Plack::Session::State::URI->new(session_key => 'sid', html_parser => 1);
    or
Plack::Session::State::URI->new(session_key => 'sid', html_regex => 1);

That way the user can do what is necessary, and we can choose an appropriate default for the users that don't care. The performance hit will be optional. :) I'll try to figure out the tests and create some nasty HTML samples. :)

s-aska commented 9 years ago

html_parser => 1 It is a good idea!!

I am using HTML::StickyQuery(HTML::Parser) for <a href="...">.

https://github.com/s-aska/p5-Plack-Session-State-URI/blob/master/lib/Plack/Session/State/URI.pm#L46

It might be best to together <form> and <a>.

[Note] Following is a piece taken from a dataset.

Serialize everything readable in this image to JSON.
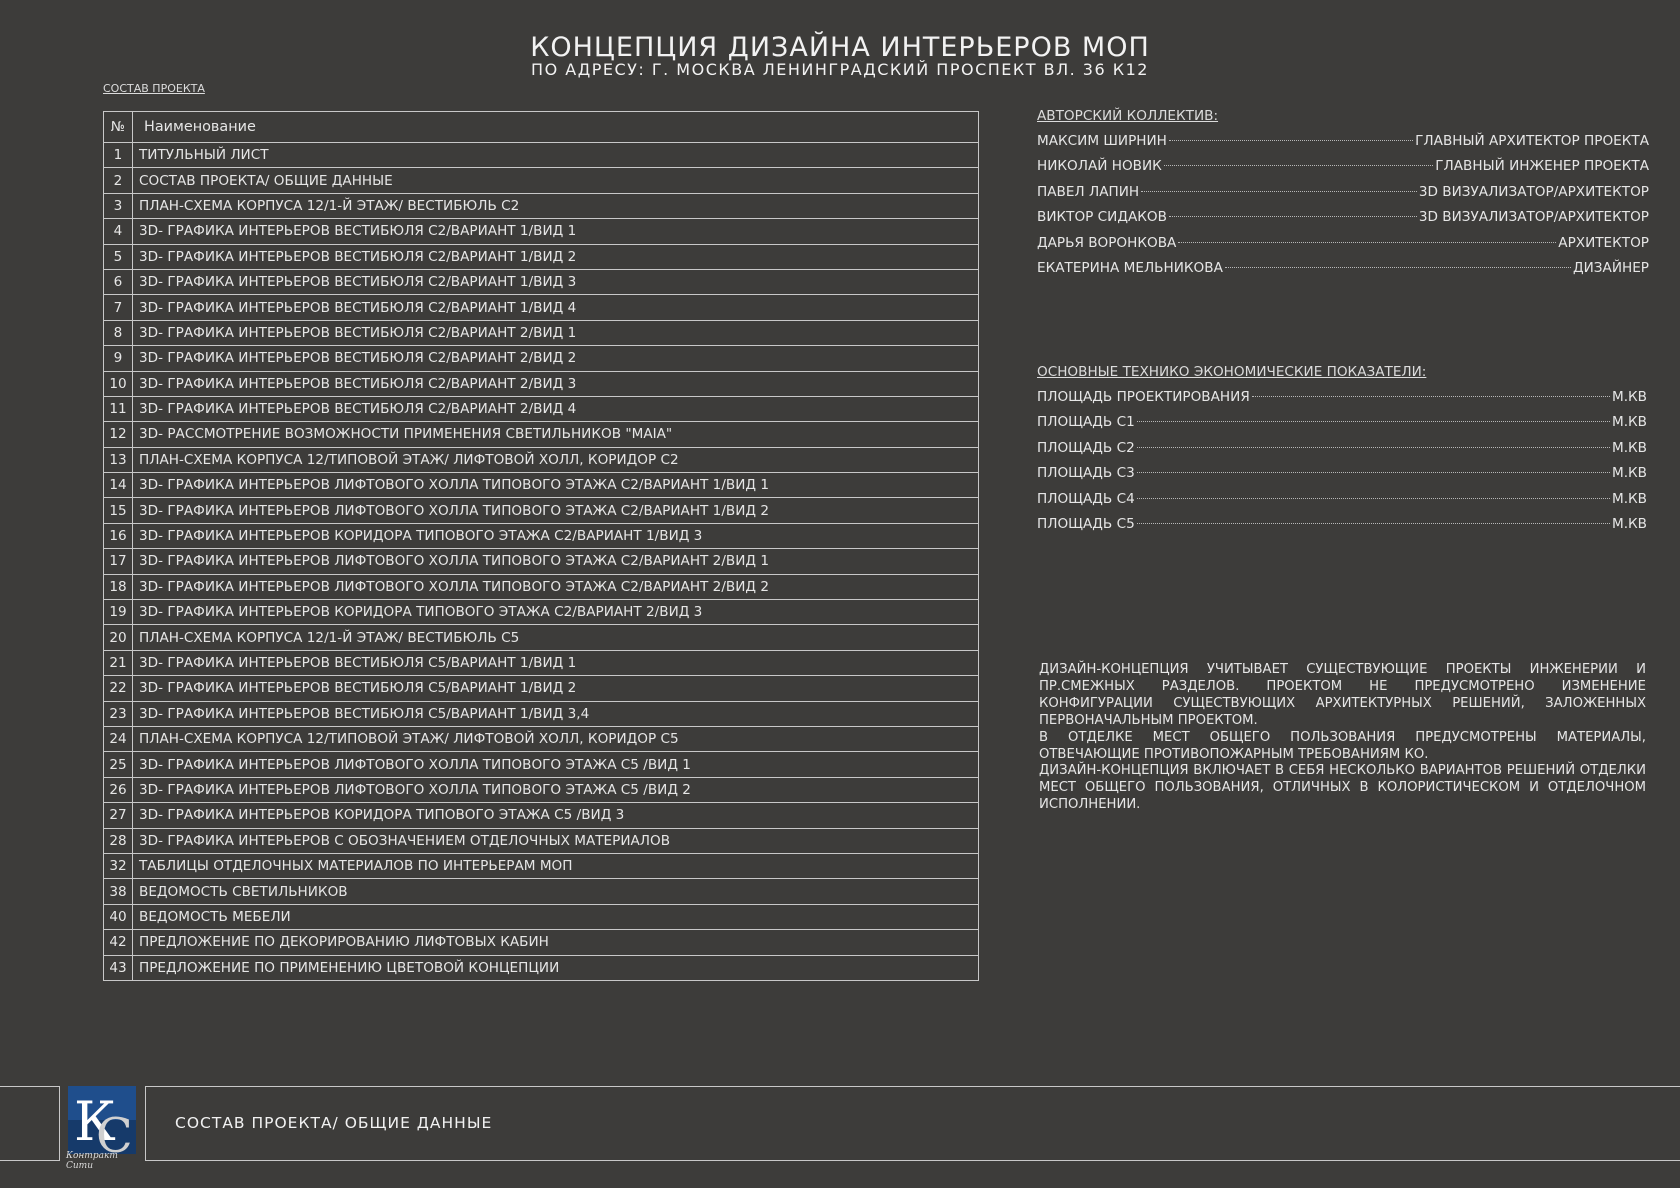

Performance than now to improve :)

bambams commented 9 years ago

I see that HTML::StickyQuery is meant to add parameters to all <a> tag hyperlinks, and it is based on HTML::Parser. However, it appears that HTML::StickyQuery doesn't provide any hooks into the parsing process so that we could add <form> too. It seems that HTML::FillInForm might do exactly what we need for the form, and it too uses HTML::Parser. We just have to figure out how to use both without having to parse twice. Perhaps it will require sending patches upstream to these two other modules. Studying the code of each, it looks to me like the base HTML::Parser just calls a given method for start tags, end tags, comments, text, etc., and these process the markup data and concatenate to the $self->{output} string.

Firstly, it sounds very inefficient to concatenate onto the output string that many times (it would probably create a ton of temporary strings, whereas a smarter, lower-level interface to Perl strings could concatenate them all at once). That seems like it might be a design flaw of HTML::Parser, but I'm not familiar with the alternatives in Perl (e.g., in .NET you have a StringBuilder class).

Secondly, this makes it difficult to combine both effects without parsing twice. Instead of manipulating the tag text through an API, allowing multiple processes to have their turn, they just assume that they own the entire parser and modify the output string. Perhaps it would work though if we implemented a wrapper that checked the tag name and dispatched to each type of parser's methods... E.g., (this is a big hack just to demonstrate a POSSIBLE idea)

package HTML::StickyParams;

use parent qw/HTML::Parser/;

use HTML::FillInForm;
use HTML::StickyQuery;

sub new {
    my ($class) = @_;

    my $fif = HTML::FillInForm->new( ... );
    my $stq = HTML::StickyQuery->new( ... );
    my $self = bless { %$fif, %$stq }, $class;

    $self->{fif_} = bless $self, ref $fif;
    $self->{stq_} = bless $self, ref $stq;

    return $self;
}

sub fif_ { shift->{fif_} }
sub stq_ { shift->{stq_} }

sub start {
    my ($self, $tagname, $attr, $attrseq, $origtext) = @_;

    my $child = do {
        if($tag_name eq 'form') {
            $self->fif_;
        } elsif ($tag_name eq 'a') {
            $self->stq_;
        }
    } or return;

    $child->start(@_);
}

In theory something like that could work, but it would be a huge hack that could break when the internals of either package changed, and it would also depend on merging the state of HTML::FillInForm and HTML::StickyQuery into our own HTML::Parser subclass and hoping that nothing collides...

A cleaner approach might be to patch both packages, split their methods (e.g., start) into two: one that describes the work to do, and another that actually does it, preferrably through a standard method that translates some kind of object representation into the actual changes. But that's quite a lot of effort for this little bit. It might be easier to just copy both modules and merge them ourselves into a new package that doesn't depend on either. Then we'd control the code and they couldn't break it on us. The downside is duplicated code...

I hope that there's a much easier way that I'm missing...

s-aska commented 9 years ago

I think that it is good that approach.